Ce qui me paraît important, c’est que des écuries comme Sauber ou Prost Grand Prix à l’époque doivent à tout prix survivre pour maintenir l’équilibre du spectacle. Le constructeur, lui, devrait rester un motoriste et non pas s’impliquer à tous les échelons du développement, comme il le fait désormais. Sans vouloir jouer les anciens combattants, je dois dire que, il y a à peine dix ans, nous étions tout sauf des robots. Avec 250 litres d’essence au départ, sans ravitaillement, gérer ses pneus, ses freins, sa boîte à vitesse, c’était une tout autre histoire. Aujourd’hui, les pilotes sont des singes: ils ne touchent pas aux réglages. Ils donnent les consignes aux ingénieurs, et ce sont les ordinateurs qui se chargent du travail. Pour moi, ce n’est pas ça la vraie compétition. Et en plus, dans le système dans lequel ils sont cantonnés, ils doivent fermer leur gueule. Sinon, c’est mauvais pour l’image du constructeur qui les emploie.
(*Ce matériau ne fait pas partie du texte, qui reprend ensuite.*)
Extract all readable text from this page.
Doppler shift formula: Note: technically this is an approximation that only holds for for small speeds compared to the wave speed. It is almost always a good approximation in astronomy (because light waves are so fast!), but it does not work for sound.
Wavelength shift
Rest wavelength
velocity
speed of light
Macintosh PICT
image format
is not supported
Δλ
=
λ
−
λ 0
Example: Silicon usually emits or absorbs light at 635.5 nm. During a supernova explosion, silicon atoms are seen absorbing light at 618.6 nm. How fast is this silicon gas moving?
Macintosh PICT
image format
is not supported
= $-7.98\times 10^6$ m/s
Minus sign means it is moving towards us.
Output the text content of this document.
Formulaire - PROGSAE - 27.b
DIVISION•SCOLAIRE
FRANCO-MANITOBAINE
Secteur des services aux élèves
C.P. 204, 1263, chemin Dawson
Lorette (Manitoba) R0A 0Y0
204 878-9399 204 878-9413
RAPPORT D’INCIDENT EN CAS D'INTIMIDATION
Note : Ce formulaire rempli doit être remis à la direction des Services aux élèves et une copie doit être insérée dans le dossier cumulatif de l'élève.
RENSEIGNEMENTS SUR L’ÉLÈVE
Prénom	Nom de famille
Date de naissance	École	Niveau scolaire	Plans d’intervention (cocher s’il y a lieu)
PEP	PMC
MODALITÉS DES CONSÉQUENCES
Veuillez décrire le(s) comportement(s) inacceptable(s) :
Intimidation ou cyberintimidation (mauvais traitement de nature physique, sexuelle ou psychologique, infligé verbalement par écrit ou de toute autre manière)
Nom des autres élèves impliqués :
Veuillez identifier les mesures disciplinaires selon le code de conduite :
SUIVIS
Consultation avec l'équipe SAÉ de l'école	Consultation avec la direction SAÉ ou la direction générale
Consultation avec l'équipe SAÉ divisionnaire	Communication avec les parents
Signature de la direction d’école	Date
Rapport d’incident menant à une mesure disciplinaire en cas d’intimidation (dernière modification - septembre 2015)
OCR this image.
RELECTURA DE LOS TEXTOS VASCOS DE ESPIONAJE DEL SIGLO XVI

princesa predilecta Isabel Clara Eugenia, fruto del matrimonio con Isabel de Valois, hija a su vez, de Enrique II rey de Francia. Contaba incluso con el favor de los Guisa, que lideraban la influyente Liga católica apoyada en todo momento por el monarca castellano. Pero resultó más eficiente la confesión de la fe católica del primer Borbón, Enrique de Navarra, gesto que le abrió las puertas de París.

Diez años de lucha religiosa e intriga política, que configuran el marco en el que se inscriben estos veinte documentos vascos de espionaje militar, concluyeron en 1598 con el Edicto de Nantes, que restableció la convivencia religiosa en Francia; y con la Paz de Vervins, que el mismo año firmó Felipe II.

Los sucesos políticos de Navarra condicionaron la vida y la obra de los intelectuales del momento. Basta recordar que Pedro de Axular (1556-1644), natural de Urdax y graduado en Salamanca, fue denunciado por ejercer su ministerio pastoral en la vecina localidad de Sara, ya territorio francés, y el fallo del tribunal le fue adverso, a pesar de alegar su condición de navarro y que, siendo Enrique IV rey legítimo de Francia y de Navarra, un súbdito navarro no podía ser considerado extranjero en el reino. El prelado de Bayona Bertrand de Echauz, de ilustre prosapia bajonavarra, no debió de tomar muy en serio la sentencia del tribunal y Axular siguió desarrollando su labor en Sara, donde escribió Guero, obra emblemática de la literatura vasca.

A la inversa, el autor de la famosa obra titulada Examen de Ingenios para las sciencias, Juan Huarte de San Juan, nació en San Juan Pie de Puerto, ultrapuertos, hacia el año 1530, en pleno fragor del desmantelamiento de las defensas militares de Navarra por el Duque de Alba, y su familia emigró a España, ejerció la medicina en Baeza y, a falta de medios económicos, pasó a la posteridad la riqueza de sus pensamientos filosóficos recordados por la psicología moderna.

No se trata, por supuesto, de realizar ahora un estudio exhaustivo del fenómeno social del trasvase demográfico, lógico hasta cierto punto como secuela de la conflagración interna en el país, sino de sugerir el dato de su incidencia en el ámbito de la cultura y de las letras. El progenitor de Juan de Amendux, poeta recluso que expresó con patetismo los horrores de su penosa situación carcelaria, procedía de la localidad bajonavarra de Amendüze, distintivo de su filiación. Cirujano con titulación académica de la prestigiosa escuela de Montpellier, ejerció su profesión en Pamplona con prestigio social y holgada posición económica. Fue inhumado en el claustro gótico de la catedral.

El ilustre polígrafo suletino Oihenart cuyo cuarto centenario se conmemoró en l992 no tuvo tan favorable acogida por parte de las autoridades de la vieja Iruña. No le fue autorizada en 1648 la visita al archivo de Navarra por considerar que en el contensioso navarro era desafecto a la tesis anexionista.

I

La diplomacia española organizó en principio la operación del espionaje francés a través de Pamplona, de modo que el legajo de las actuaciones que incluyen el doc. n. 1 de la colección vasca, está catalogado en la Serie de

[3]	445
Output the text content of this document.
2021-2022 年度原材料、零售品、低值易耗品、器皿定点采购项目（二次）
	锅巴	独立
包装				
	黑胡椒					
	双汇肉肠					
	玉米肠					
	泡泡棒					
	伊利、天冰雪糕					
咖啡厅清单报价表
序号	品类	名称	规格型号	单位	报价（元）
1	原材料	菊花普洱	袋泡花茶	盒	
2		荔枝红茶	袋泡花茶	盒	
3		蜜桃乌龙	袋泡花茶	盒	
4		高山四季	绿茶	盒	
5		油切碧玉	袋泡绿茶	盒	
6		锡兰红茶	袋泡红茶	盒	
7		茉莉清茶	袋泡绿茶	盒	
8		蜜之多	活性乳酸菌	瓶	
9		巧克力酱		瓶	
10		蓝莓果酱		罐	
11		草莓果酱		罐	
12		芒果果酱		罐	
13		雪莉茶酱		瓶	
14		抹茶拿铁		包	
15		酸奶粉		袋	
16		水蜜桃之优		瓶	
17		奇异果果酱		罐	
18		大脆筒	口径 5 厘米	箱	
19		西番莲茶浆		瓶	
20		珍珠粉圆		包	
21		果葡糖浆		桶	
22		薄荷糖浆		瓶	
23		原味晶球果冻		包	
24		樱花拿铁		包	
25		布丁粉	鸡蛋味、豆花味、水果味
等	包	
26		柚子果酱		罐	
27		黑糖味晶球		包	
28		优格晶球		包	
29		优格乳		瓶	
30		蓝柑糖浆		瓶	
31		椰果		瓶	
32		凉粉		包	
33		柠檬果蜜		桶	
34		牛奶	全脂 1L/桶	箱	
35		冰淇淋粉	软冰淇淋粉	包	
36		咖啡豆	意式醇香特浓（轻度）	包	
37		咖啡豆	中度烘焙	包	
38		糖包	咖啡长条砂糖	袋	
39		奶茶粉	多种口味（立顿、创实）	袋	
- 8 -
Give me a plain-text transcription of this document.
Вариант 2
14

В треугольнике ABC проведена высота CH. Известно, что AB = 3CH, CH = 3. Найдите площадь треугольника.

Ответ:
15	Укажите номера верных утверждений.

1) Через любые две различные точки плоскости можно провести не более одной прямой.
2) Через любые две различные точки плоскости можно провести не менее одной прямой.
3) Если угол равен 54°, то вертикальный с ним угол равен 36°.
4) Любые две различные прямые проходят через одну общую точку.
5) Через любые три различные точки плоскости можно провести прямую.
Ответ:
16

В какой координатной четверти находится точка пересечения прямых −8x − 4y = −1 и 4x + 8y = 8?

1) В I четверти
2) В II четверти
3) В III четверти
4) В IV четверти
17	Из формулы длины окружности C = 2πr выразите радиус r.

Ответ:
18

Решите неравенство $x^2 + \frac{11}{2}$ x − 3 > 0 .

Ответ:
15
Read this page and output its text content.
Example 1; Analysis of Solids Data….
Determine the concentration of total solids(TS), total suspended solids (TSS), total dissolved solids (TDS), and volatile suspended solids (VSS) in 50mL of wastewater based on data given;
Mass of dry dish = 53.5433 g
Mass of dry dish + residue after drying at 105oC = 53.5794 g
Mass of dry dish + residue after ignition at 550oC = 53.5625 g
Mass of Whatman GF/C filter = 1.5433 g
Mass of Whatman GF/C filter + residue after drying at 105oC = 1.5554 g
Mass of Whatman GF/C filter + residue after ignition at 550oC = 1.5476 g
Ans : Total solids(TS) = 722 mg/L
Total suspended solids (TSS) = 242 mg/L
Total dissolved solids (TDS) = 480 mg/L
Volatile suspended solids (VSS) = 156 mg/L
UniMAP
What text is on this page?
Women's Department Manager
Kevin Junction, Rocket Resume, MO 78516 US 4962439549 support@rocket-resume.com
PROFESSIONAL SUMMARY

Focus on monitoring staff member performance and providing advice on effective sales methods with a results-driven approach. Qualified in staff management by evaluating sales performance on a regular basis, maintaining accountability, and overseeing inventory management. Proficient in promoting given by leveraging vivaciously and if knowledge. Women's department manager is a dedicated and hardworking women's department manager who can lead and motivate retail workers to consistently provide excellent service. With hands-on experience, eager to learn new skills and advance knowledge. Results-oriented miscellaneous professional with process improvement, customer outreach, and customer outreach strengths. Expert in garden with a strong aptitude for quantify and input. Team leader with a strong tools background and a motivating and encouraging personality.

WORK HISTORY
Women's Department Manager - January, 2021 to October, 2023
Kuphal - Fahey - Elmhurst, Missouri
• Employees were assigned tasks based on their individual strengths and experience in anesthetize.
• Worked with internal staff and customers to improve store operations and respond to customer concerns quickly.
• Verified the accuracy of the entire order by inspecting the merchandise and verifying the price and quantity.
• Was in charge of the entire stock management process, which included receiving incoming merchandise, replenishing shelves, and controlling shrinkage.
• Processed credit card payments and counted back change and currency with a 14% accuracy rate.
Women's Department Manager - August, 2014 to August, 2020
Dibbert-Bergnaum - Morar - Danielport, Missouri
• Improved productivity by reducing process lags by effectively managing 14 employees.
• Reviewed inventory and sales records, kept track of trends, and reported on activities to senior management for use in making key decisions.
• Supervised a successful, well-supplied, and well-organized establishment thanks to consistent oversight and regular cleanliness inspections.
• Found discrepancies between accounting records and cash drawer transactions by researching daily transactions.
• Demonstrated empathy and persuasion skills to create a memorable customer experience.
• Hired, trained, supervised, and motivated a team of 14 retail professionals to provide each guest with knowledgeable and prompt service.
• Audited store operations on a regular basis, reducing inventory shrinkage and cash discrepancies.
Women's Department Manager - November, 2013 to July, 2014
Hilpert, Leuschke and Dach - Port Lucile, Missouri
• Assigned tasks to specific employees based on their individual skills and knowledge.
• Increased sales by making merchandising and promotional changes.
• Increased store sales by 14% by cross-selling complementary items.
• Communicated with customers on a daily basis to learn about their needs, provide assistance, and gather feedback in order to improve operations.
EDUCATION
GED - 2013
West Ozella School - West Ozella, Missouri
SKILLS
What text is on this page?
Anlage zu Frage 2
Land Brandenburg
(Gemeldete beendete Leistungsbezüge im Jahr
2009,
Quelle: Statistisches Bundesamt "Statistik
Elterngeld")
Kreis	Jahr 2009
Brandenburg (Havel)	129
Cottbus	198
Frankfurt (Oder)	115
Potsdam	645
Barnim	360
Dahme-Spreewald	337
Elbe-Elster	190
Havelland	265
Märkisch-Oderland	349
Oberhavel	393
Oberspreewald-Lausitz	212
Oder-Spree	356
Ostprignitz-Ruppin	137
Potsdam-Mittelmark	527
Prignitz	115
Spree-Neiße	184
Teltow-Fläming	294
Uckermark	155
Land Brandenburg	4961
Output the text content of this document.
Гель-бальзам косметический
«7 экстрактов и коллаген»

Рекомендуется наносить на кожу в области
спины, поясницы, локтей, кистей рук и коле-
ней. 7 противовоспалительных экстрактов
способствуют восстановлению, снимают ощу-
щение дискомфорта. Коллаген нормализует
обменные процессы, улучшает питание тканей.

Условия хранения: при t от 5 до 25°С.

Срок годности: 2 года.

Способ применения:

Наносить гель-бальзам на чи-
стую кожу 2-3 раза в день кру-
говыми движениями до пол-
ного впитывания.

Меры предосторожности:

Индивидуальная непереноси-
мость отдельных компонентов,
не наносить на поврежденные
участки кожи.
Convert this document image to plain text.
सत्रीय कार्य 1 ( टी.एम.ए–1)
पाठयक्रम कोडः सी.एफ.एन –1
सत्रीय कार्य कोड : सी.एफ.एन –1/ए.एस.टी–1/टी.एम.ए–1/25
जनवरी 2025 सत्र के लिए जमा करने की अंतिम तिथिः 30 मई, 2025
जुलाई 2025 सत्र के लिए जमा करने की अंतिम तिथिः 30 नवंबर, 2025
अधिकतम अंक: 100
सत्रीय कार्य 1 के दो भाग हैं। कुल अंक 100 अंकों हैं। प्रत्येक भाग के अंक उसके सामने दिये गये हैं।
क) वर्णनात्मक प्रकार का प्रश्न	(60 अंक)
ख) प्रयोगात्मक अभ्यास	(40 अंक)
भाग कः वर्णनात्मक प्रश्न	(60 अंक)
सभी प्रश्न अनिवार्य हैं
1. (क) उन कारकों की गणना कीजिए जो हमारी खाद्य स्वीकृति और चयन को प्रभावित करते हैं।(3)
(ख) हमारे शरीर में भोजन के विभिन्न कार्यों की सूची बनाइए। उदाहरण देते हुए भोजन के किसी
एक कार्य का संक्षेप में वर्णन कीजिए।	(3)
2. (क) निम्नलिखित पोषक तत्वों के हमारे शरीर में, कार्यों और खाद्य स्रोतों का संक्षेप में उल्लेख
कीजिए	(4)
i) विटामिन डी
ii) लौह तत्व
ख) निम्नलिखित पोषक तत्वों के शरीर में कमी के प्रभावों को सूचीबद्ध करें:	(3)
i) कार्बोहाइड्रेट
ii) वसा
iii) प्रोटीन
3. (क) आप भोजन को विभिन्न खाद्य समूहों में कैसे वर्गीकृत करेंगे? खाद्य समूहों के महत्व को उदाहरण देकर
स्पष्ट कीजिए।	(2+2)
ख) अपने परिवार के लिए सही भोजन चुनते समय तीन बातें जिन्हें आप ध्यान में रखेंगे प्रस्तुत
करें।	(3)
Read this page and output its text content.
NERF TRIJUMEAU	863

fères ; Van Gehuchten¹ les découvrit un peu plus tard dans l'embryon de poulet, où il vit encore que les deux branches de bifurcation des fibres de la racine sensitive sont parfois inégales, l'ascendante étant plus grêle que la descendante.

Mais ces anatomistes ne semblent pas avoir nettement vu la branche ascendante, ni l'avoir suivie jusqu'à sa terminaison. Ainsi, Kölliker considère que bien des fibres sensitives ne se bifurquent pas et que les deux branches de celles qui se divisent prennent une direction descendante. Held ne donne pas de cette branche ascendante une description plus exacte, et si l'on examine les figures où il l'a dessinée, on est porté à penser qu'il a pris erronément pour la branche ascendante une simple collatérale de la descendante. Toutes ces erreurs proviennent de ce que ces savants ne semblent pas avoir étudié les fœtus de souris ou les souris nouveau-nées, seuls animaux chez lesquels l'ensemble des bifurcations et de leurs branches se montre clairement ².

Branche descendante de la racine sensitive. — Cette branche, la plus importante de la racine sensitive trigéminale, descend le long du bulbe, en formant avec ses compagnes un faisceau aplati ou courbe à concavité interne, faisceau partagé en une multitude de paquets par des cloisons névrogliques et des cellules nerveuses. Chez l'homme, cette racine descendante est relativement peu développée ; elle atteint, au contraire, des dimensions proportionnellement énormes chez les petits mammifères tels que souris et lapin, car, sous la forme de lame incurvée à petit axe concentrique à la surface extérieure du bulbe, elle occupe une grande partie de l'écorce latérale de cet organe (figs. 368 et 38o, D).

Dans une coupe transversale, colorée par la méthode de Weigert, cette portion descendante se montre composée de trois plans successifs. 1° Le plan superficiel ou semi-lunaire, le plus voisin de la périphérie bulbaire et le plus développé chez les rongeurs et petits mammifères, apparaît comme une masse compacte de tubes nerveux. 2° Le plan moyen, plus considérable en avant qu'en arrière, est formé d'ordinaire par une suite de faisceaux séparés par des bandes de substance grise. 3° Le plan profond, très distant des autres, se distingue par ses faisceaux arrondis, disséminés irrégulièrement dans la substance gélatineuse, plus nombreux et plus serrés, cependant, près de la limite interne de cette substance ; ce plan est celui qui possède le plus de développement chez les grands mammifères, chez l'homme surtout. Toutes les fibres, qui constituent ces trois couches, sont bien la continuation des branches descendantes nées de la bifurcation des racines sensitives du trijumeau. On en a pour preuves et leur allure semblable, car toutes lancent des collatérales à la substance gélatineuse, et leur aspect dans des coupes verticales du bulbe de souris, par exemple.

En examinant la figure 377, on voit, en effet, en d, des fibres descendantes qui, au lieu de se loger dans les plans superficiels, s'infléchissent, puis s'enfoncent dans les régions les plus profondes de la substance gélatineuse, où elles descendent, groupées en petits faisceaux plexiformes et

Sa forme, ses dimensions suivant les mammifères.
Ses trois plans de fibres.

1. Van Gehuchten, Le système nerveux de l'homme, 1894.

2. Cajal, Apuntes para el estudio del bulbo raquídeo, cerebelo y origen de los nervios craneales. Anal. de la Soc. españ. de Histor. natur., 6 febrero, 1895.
Il paraît pourtant difficile d’influencer cette évolution, non?
La domination de Ferrari qui est souvent avancée pour expliquer la question du désintérêt grandissant du public n’est en fait qu’un alibi. La F1 vit actuellement dans un système sclérosé qui ne tient pas compte de la situation économique mondiale et a fortiori de celle des sponsors, laquelle n’est pas prête de s’améliorer. Sans parler de la question liée aux lois antitabac qui seront bientôt appliquées. Ce qui a été décidé cet automne pour tenter de rendre les courses plus attractives ne devrait être qu’un début. Il faudrait aller plus loin en concevant des voitures plus difficiles à conduire. Le problème, c’est qu’avec les fameux Accords de la Concorde qui requièrent l’unanimité pour les modifications majeures des règlements techniques, cette unanimité est impossible à réunir. Il faut changer cela. C’est une hérésie, et parfaitement antidémocratique.

Vous dites: "Un jour, je reviendrai." Sous quelle forme?
J’aimerais renouer avec le sport automobile. Je me rends souvent aux Etats-Unis, non seulement pour rendre visite à l’un de mes fils qui poursuit ses études à Columbia, mais aussi pour mieux comprendre comment les Américains s’y prennent. Avec un budget de 10 millions de dollars, on peut monter une équipe en NASCAR et avoir du succès (n.d.l.r.: ses yeux se mettent à pétiller). C’est une formule qui pourrait me tenter. On m’a prêté des intentions de faire Le Mans, mais c’était sur une simple invitation d’Audi et de Bentley que je m’y suis intéressé, sans plus. En revanche, il y a de bonnes chances que je dispute ces prochaines semaines quelques courses du Trophée Andros. Ce serait renouer par la base avec ce sport qui m’a beaucoup donné et qui peut, je crois, m’apporter encore des satisfactions.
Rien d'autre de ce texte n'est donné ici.